If Pope keeps the gloves, that will make room for point guard Mark Wood.
Pope replaced the ailing Ben Foakes for the thrilling first Test, which England won by 74 points.
“We found ourselves in this situation and still chose a team that was strong enough to win. We will consider all of our options,” said captain Ben Stokes.
Pope, 24, kept the wicket for only the second time in Test cricket after Surrey team-mate Foakes was ruled out on the morning of the first Test at Rawalpindi.
He scored a century at bat at number three in England’s first innings. He had a mixed game with the gloves, losing a hold in Pakistan’s opening innings and failing to take the lead as England needed just one wicket to win.
However, he also took a clever stumping on the fourth morning and a spectacular acrobatic catch as England pushed for victory on the final afternoon.
England, who can seal their first series victory against Pakistan outside the UK for 22 years in the second Test, will certainly make a switch after the all-rounder Liam Livingstone was ruled out of the tour due to a knee injury.
Wood, 32, has not played a Test since March due to an elbow injury that kept him out of the summer on home soil.
One option would be for Wood’s inclusion to be the only change, with Foakes absent.
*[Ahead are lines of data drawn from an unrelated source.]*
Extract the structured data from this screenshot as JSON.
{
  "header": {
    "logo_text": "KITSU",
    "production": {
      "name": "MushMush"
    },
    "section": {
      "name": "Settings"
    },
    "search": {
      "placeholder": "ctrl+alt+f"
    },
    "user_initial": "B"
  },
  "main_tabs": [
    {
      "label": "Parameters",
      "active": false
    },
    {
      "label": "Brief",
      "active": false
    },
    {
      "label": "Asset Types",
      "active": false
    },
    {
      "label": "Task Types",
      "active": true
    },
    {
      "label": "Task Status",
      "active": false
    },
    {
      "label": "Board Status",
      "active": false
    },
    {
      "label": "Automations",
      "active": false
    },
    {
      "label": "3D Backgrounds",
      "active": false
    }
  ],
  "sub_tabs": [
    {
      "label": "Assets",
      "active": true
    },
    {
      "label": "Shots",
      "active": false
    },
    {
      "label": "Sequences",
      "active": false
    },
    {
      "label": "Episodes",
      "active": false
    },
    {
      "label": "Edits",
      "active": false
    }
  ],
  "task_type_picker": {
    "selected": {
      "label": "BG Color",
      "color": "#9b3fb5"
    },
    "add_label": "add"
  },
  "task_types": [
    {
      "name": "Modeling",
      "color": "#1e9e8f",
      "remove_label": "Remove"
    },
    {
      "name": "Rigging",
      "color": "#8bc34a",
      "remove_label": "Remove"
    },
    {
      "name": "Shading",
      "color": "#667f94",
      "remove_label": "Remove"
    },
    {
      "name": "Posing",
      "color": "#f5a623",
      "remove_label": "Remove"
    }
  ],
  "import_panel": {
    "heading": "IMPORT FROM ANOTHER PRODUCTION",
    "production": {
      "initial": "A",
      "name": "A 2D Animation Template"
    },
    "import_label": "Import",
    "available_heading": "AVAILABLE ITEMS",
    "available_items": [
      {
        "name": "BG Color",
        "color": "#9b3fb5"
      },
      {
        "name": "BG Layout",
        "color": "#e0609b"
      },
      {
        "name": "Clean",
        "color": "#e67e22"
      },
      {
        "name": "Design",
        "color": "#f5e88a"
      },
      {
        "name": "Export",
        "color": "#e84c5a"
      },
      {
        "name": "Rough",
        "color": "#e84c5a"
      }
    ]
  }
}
If both Wood and Foakes play, versatile spin bowler Will Jacks could fit in.
Pace bowlers James Anderson and Ollie Robinson, who undertook a huge workload to bowl in Pakistan last afternoon in Rawalpindi, look likely to bowl again.
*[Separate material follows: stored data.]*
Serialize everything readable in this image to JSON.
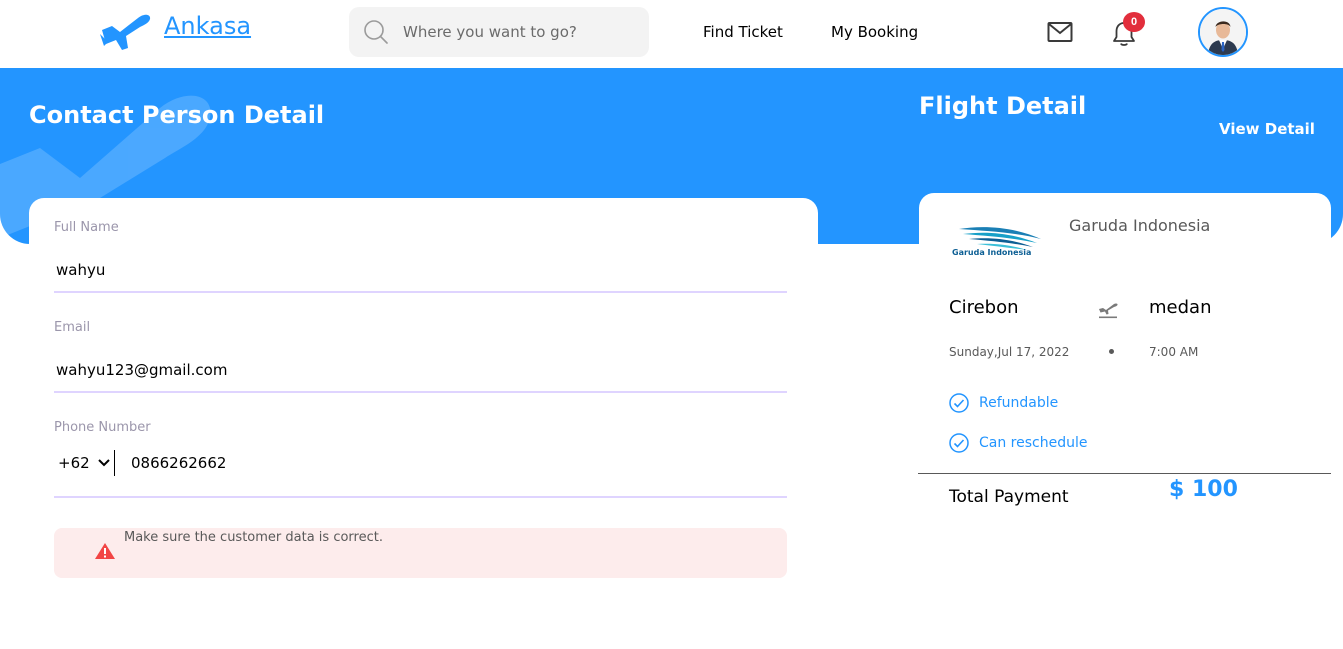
{
  "brand": {
    "name": "Ankasa",
    "color": "#2395FF"
  },
  "search": {
    "placeholder": "Where you want to go?"
  },
  "nav": {
    "find_ticket": "Find Ticket",
    "my_booking": "My Booking"
  },
  "notifications": {
    "count": "0"
  },
  "contact": {
    "title": "Contact Person Detail",
    "full_name": {
      "label": "Full Name",
      "value": "wahyu"
    },
    "email": {
      "label": "Email",
      "value": "wahyu123@gmail.com"
    },
    "phone": {
      "label": "Phone Number",
      "country_code": "+62",
      "value": "0866262662"
    },
    "warning": "Make sure the customer data is correct."
  },
  "flight": {
    "title": "Flight Detail",
    "view_detail": "View Detail",
    "airline": "Garuda Indonesia",
    "airline_logo_text": "Garuda Indonesia",
    "origin": "Cirebon",
    "destination": "medan",
    "date": "Sunday,Jul 17, 2022",
    "time": "7:00 AM",
    "features": [
      "Refundable",
      "Can reschedule"
    ],
    "total_label": "Total Payment",
    "total_value": "$ 100"
  }
}
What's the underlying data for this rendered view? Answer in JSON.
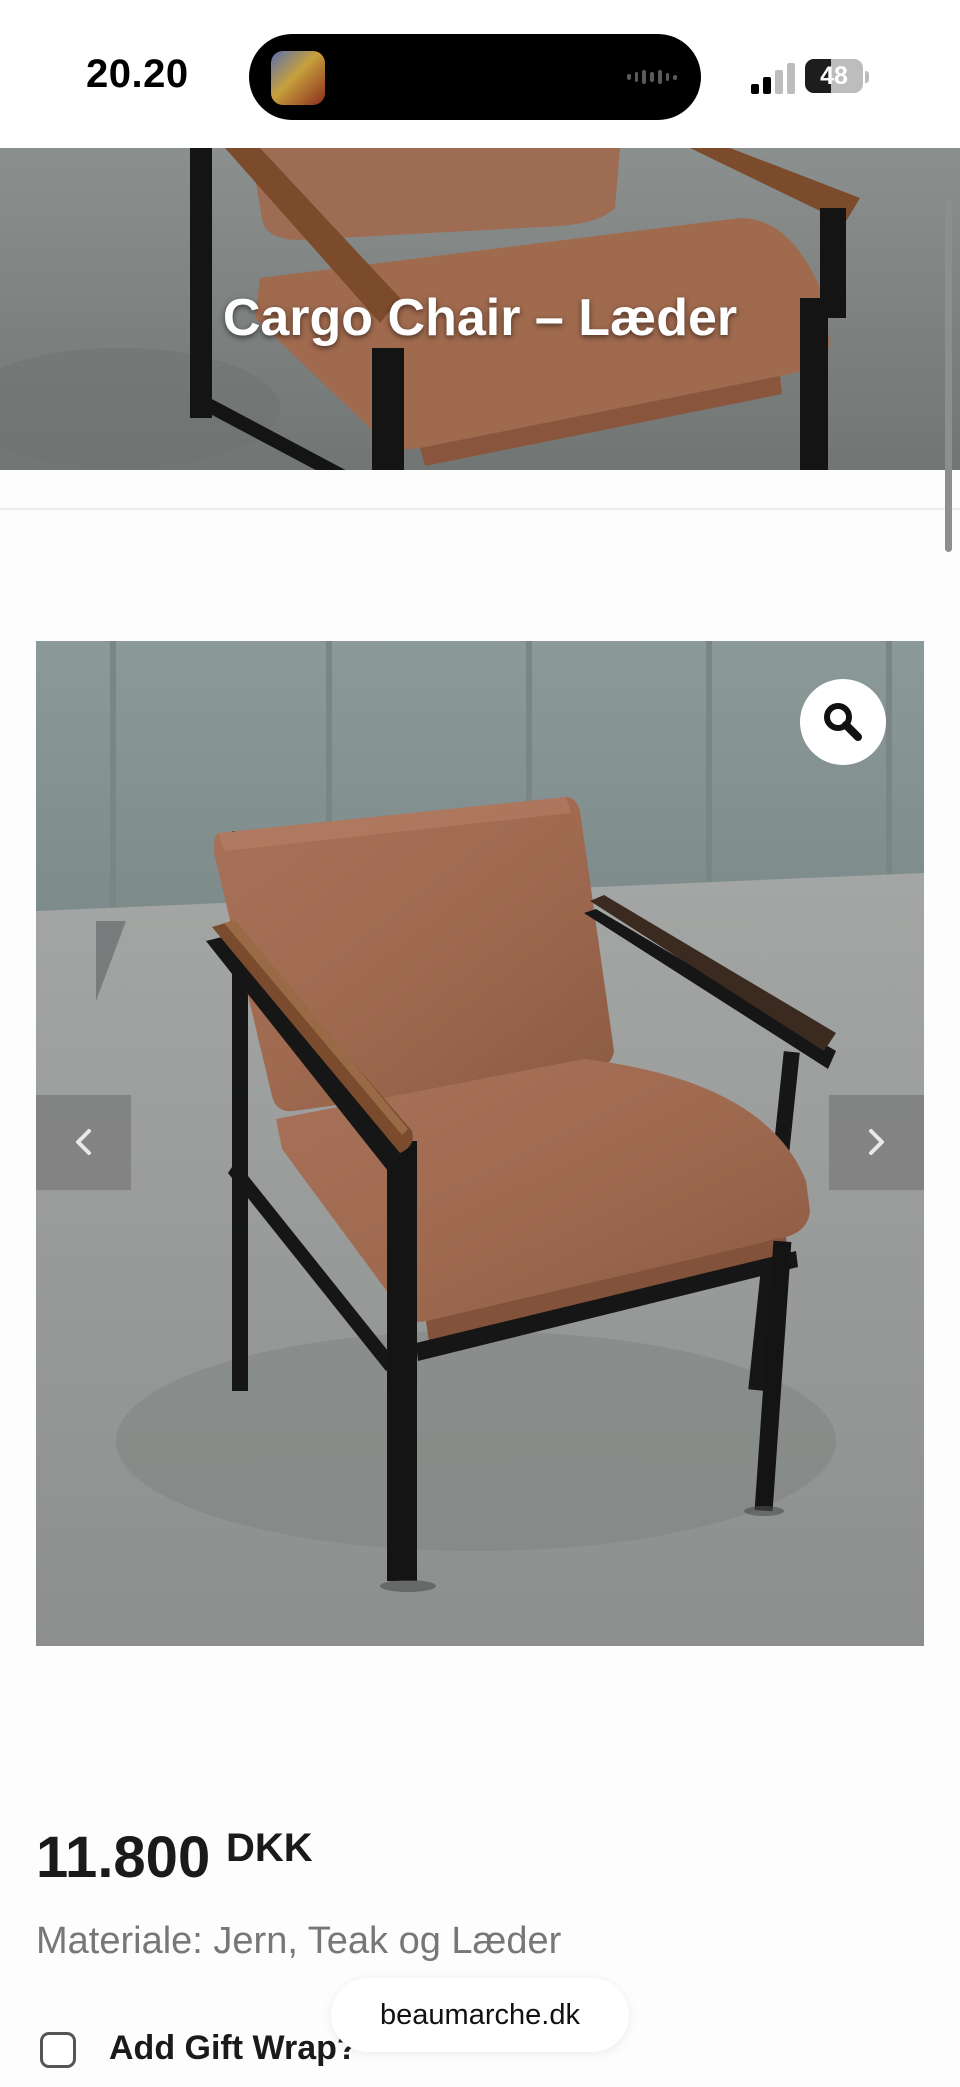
{
  "status_bar": {
    "time": "20.20",
    "battery": "48",
    "signal_icon": "cellular-signal-icon",
    "battery_icon": "battery-icon"
  },
  "product": {
    "title": "Cargo Chair – Læder",
    "price": "11.800",
    "currency": "DKK",
    "material": "Materiale: Jern, Teak og Læder",
    "gift_wrap_label": "Add Gift Wrap?",
    "gift_wrap_checked": false
  },
  "gallery": {
    "zoom_icon": "magnifier-icon",
    "prev_icon": "chevron-left-icon",
    "next_icon": "chevron-right-icon"
  },
  "browser": {
    "url": "beaumarche.dk"
  },
  "colors": {
    "leather": "#a06a4b",
    "frame": "#151515",
    "teak": "#7a4a2a",
    "concrete": "#9a9e9c"
  }
}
“There are a few different options that we’re going to put in front of each other and try to figure out which is the best option to try and win this test match,” Stokes said.
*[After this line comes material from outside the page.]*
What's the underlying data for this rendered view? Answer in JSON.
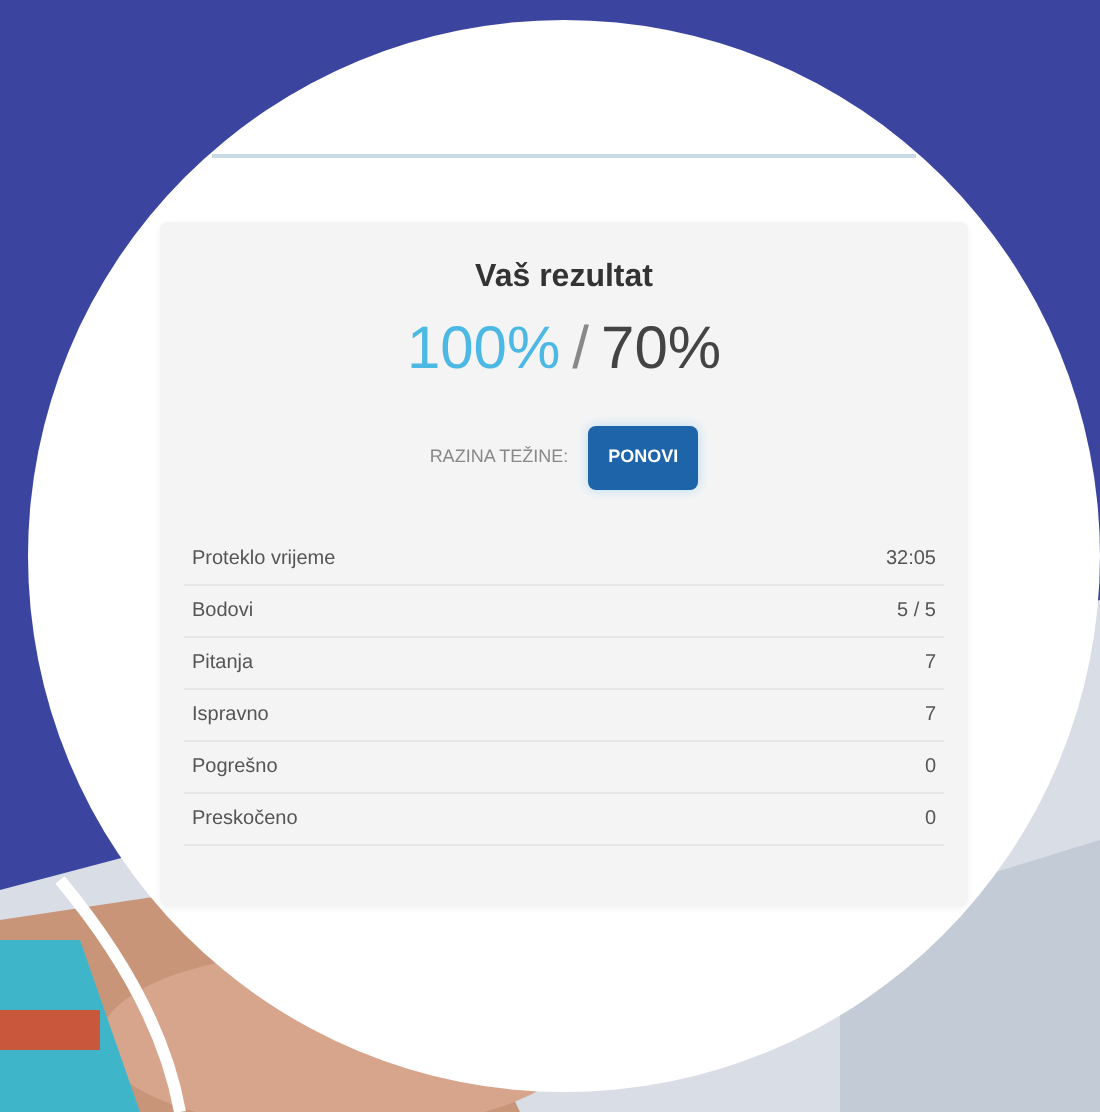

One factor that could affect the selection is early morning fog in Multan, which has the potential to delay the scheduled 10 a.m. local time (0500 GMT) departure.
It raises the prospect of a day shortened at both ends – poor light brought play to a halt before the scheduled close of each of the first four matchdays in Rawalpindi.
“We’ll find a way to pick a team that we think is the best to win the game, with those two things: potentially delayed tee time and coming in early because of the light,” Stokes said.
Stokes, 31, has now won seven from eight Tests since taking over as captain at the start of the summer on home soil.
Rawalpindi’s victory was the most extreme example of England’s ultra-positive approach under Stokes, thanks not only to a quick score but also an ambitious statement and creative conjuration of 20 Pakistani wickets on an incredibly dish.
And the all-rounder says his side may have to go even more radical in Multan if local conditions take a long time out of the test.
“If it goes as it should, with a late start and early finish, we could end up having only 300-350 overs in the test match,” Stokes said.
“We may have to get even more adventurous with what we do.”